- Genre: Game show
- Based on: Happy Family Plan
- Written by: Lou DiMaggio; Andrew J. Golder; Kevin Healey; Scott Hallock; Mike Maddocks;
- Directed by: Rob Katz
- Presented by: Brad Sherwood
- Narrated by: John Cramer
- Composer: Jeff Koz
- Country of origin: United States
- Original language: English

Production
- Executive producers: Vin Di Bona; Richard Brustein;
- Editors: Eric Johannsen; Tim Counihan; Michael Berkowitz;
- Running time: 60 minutes (first 2 shows only) 30 minutes
- Production companies: Vin Di Bona Productions; Richard Brustein Entertainment;

Original release
- Network: ABC
- Release: April 3 – June 26, 1999

= The Big Moment =

1999 American television game show

The Big Moment is an American television game show based on the original Japanese version called Happy Family Plan. It aired on ABC in 1999 and was hosted by Brad Sherwood. John Cramer served as announcer. It was originally an hour-long series, but due to low ratings, was cut to a half-hour after its second episode.
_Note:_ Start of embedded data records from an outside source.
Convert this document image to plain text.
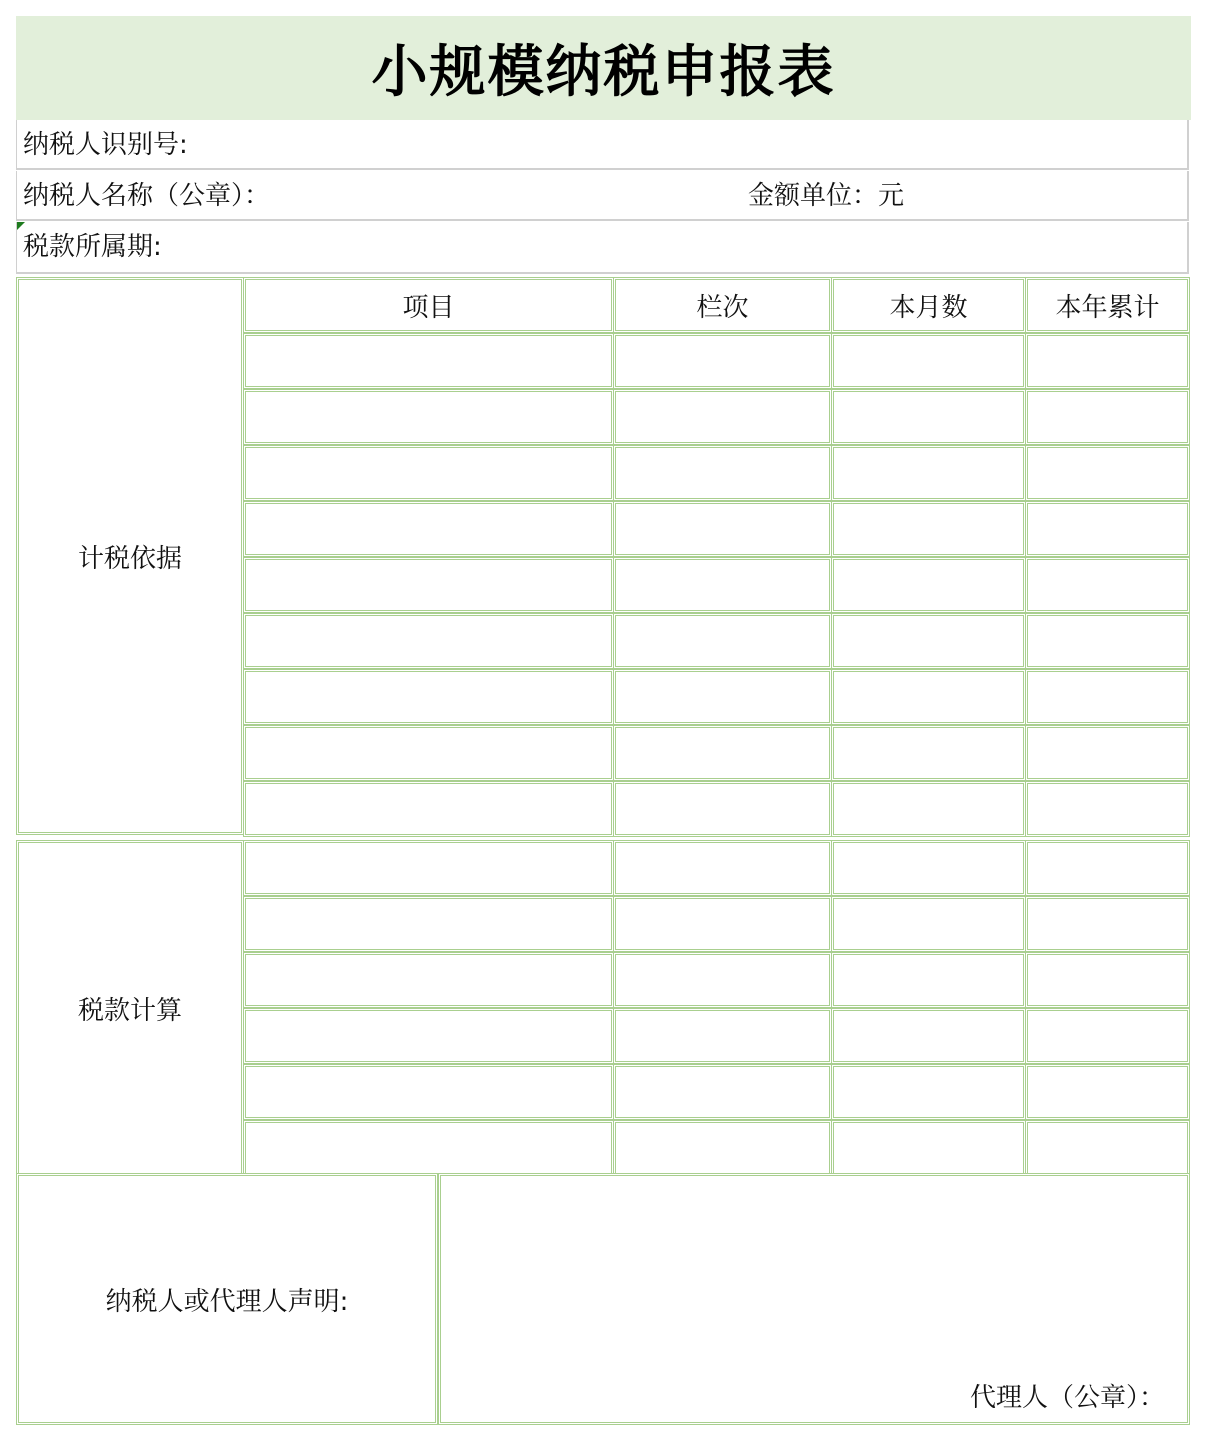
小规模纳税申报表
纳税人识别号:
纳税人名称（公章）：	金额单位：元
税款所属期:
项目	栏次	本月数	本年累计
计税依据
税款计算
纳税人或代理人声明:
代理人（公章）：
The show's premise centered on one member of a family (or group of people) who was given one week to practice a certain task before the episode's taping. A video camera was provided to record the rehearsal process at home. At the end of the week, the contestant (and his/her family and other supporters) came to the studio to perform the task. The contestant was given only one attempt; if successful, he/she won a pre-selected prize package worth $25,000. If unsuccessful, he/she received a $2,000 consolation prize. Two contestants appeared each episode.

Some of the stunts presented:
- Memorizing pi to the 100th decimal
- Playing Beethoven's Für Elise on a piano, without missing a note
- Answering ten questions on the film Ghost
- Riding around three cones on a unicycle and returning to a starting line
- Pulling a tablecloth out from a fully set table without any items hitting the floor or glasses being knocked over (this stunt was featured at least twice)
- Identifying 12 random flavors of Baskin-Robbins ice cream while blindfolded
- Teaching a puppy 5 new tricks

On later episodes, Sherwood went into the audience after the first contestant's stunt and randomly selected someone to perform a task at the end of the show (after some time to train for the task). Tasks included memorizing other audience members' names and birth months, spontaneously crying within 30 seconds, and breaking into a car on stage within 90 seconds. If successful, he/she won $5,000.